10.07.13 9:45 AM ET
The Apostate: An Interview With Diane Ravitch
After leading education reform for many years as a public official, education historian and blogger Diane Ravitch has emerged as one of the leading opponents of the movement. Ravitch, author of the new book Reign of Error, talks to Lauren Streib about how reform has become a cover for privatization.
In 1991, Diane Ravitch was appointed an assistant secretary of Education by President George H.W. Bush, becoming a leader in the education-reform movement for the next decade, when she championed the No Child Left Behind Act that was signed into law by George W. Bush in 2002. But when NCLB failed to produce the results she had hoped for and assessment tests began dominating policy, Ravitch made a 180-degree turn, and she has spent the last half-decade fighting an apostate’s battle. She has become one of the most vocal supporters of public education, thanks to her many books on education history and her influential blog, where she crusades against the rise of charter schools, vouchers, privatization in education, and standardized testing. Her latest book, Reign of Error: The Hoax of the Privatization Movement and the Danger to America's Public Schools, argues that the American school system is not broken, and that the reform movement will destroy our schools. She also outlines a plan for improvement, including prenatal care for mothers, early education that stresses creativity, balanced curriculums, and more resources for schools. We spoke to the leading opponent of reform about the role of charter schools, which cities are doing things right, and her Twitter proficiency.
In Reign of Error, you call the education of the poor and minority students a scandal. Do you think more Americans should be scandalized by the discrepancy in American educational system?
I think that people should be scandalized by the amount of poverty in this nation. I think they should be scandalized that we have the highest percentage of children living in poverty of any advanced nation in the world. And I think that they should be scandalized that there’s such a difference between the suburban schools where children have such wonderful advantages and the urban schools like Philadelphia where they are closing libraries, letting go of guidance counselors.
I’ve come to think that a lot of the conversation about school reform today is what I think of as the Great Distraction. It’s a way of not talking about the core issues, the causes, if you’re not talking about the causes of poor performance in schools then you really are distracting people from genuine solutions.
There’s no other country in the world that tests every child every year.

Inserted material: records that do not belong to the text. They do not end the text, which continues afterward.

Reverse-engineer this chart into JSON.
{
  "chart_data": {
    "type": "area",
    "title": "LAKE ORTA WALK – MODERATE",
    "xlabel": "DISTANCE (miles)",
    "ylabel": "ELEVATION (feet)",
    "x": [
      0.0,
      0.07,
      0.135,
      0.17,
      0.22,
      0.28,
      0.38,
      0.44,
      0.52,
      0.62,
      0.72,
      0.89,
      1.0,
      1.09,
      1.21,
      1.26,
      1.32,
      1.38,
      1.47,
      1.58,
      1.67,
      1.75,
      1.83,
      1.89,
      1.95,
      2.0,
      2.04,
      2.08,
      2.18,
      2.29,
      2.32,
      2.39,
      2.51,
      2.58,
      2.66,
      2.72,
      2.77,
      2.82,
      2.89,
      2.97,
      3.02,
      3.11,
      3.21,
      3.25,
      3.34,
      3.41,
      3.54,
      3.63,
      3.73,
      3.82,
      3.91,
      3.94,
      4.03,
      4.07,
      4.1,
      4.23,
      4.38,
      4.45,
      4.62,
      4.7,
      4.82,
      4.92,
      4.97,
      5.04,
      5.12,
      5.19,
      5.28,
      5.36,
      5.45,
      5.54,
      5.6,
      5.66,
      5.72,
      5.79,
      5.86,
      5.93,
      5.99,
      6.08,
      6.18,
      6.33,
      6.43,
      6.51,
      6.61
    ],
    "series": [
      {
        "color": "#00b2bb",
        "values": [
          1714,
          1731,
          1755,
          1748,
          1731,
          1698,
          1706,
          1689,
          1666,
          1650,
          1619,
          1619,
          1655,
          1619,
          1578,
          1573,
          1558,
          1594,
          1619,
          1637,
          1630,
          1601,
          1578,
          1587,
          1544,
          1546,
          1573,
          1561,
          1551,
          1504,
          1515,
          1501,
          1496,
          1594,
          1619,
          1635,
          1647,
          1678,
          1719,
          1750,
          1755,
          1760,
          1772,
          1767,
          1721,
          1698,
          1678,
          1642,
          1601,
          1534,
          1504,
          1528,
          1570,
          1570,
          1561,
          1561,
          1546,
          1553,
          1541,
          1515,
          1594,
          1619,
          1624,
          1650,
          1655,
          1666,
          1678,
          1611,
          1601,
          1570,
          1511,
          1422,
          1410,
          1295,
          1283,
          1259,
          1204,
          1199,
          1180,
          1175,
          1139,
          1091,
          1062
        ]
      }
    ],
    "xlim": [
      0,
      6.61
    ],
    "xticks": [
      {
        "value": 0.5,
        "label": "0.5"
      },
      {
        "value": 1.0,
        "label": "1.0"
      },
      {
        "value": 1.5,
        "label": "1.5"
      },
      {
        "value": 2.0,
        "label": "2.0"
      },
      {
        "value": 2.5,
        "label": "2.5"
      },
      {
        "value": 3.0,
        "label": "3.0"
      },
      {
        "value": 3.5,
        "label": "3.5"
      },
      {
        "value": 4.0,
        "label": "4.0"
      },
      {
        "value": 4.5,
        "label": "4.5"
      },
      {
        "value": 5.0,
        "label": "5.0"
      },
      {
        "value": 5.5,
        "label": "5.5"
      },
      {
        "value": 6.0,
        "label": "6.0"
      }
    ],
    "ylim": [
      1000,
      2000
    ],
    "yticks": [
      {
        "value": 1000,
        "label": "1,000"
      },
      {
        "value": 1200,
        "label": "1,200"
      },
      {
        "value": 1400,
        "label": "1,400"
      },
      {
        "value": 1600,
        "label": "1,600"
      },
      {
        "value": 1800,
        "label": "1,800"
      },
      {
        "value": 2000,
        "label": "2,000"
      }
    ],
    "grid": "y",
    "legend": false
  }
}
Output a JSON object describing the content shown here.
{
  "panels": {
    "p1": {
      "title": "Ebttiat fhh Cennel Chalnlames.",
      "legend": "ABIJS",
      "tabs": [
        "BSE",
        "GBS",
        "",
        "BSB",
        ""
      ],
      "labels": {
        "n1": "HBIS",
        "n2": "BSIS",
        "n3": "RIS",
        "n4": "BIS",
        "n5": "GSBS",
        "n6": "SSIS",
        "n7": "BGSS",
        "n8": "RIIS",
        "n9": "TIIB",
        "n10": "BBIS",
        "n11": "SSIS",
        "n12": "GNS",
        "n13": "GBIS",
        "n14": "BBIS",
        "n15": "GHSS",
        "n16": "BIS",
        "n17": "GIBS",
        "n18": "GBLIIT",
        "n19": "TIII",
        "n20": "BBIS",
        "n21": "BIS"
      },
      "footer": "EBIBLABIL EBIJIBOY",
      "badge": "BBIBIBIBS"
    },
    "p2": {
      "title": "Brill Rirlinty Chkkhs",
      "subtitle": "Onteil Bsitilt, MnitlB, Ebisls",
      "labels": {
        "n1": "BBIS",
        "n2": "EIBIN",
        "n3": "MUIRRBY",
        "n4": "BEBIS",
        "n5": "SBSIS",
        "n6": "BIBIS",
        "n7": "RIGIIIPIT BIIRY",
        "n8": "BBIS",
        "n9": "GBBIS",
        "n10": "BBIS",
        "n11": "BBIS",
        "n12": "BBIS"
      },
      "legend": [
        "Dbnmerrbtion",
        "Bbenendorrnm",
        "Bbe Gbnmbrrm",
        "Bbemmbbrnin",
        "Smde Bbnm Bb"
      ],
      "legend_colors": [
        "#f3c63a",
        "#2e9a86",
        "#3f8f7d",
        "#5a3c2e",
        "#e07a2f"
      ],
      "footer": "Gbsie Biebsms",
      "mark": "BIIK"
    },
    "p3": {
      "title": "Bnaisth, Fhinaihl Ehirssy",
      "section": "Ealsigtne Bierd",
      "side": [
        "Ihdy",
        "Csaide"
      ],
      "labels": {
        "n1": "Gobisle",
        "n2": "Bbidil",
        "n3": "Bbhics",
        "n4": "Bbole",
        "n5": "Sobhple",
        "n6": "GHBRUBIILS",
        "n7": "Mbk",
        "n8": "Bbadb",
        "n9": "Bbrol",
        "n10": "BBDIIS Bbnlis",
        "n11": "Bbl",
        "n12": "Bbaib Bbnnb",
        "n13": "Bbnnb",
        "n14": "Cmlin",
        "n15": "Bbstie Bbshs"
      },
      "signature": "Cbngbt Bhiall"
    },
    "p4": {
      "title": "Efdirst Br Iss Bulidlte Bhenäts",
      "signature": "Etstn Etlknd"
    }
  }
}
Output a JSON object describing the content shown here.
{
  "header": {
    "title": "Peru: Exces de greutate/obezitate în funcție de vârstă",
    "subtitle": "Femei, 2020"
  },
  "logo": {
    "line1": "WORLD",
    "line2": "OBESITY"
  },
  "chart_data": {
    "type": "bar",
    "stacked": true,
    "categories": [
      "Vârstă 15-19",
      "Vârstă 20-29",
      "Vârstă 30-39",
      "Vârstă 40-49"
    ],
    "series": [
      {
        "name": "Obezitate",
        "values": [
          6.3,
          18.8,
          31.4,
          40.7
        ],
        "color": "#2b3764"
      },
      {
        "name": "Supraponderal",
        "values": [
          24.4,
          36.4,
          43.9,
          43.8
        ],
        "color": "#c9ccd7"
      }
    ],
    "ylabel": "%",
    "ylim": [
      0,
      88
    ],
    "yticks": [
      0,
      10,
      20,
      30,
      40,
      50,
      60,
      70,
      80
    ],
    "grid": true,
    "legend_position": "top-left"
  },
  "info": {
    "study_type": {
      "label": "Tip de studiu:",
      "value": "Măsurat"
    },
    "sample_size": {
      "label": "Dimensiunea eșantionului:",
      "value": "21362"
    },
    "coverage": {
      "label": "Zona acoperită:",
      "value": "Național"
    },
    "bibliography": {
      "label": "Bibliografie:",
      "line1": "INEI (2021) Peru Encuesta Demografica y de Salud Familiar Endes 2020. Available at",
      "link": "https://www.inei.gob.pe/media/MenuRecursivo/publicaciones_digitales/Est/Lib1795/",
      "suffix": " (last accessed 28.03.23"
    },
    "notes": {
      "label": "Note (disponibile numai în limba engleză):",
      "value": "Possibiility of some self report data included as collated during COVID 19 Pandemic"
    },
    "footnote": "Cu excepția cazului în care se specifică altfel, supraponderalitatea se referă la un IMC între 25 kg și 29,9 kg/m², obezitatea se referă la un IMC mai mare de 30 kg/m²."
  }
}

What would you say to critics that say you too easily dismiss the success of some charter schools, or that 65 percent of charter schools are single schools run by nonprofits?
I think that [charter schools] have a role to play. Charter schools should do what public schools do badly. They shouldn’t aim to take the best students. Take the dropouts. Public schools have three times as many kids with disabilities. Charter schools don’t want the kids with disabilities. They have very high suspension rates. There are charter schools in Connecticut that suspend kindergartners. Schools with no-excuse policies don’t train leaders. People who are leaders are people who know how to cooperate, build teams, and think differently.
Korea and Finland have no charter schools. What example are we following? Successful nations have built a strong and equitable public school system. Pasi Sahlberg [a former director general at the ministry of education in Finland] said, “We strived for equity, and we got excellence.”
There are several prominent personalities in the reform cause. Michelle Rhee. Wendy Kopp. Rahm Emanuel. Who are the heroes on the anti-corporate reform side? Are they less visible?
I think there are a lot of people. Most of them are in classrooms. They’re not on the public stage. Wendy Kopp never taught. Rhee taught for three years. Bill Gates never taught. These are people making public policy. I think that’s one of the problems. We should have an education system controlled by educators. I don’t believe in mayoral control.
All we have to do is look at high-performing educators of the world. They don’t bring in businessmen to rule the schools.
What school districts or cities are doing it right?
I think right now there’s a difficulty in finding models. There are two that I’ve seen. One is San Diego, and the other is Cincinnati. Cincinnati looks at far more than test scores. And San Diego has a collaborative approach where the school board worked with the principals and superintendents. And they actually have experienced administrators. Testing has not been their emphasis.
You were quoted in David Denby’s New Yorker profile last year saying you can only do this for a couple of years more. What do you think your legacy will be?
I’m trying to put everything I know into my books. I’m telling people to make videos, because why not? I’m on a lecture tour now, I don’t have anybody with me, and I don’t have a staff. I can tell you there is a movement out there. This whole effort is like a great house of cards. There is an immense amount of money coming from big sources, like the Walton family, Jeff Bezos and Bill Gates. The story that I’m seeing all over the country is pushing privatization to defeat the unions. But what I’ve tried to do is to encourage people and see that they’re not alone. In a democracy, numbers are more important than money.
You’re an avid tweeter. Do you follow anyone surprising on Twitter?
I don’t have a whole lot of time for Twitter, because I spend so much time blogging. I rally the troops to know that the day of reckoning will come and the house of cards will fall ... I think that the next president will run on a platform that says we need a different approach to education, one that makes learning joyful and encourages innovation and not obedience.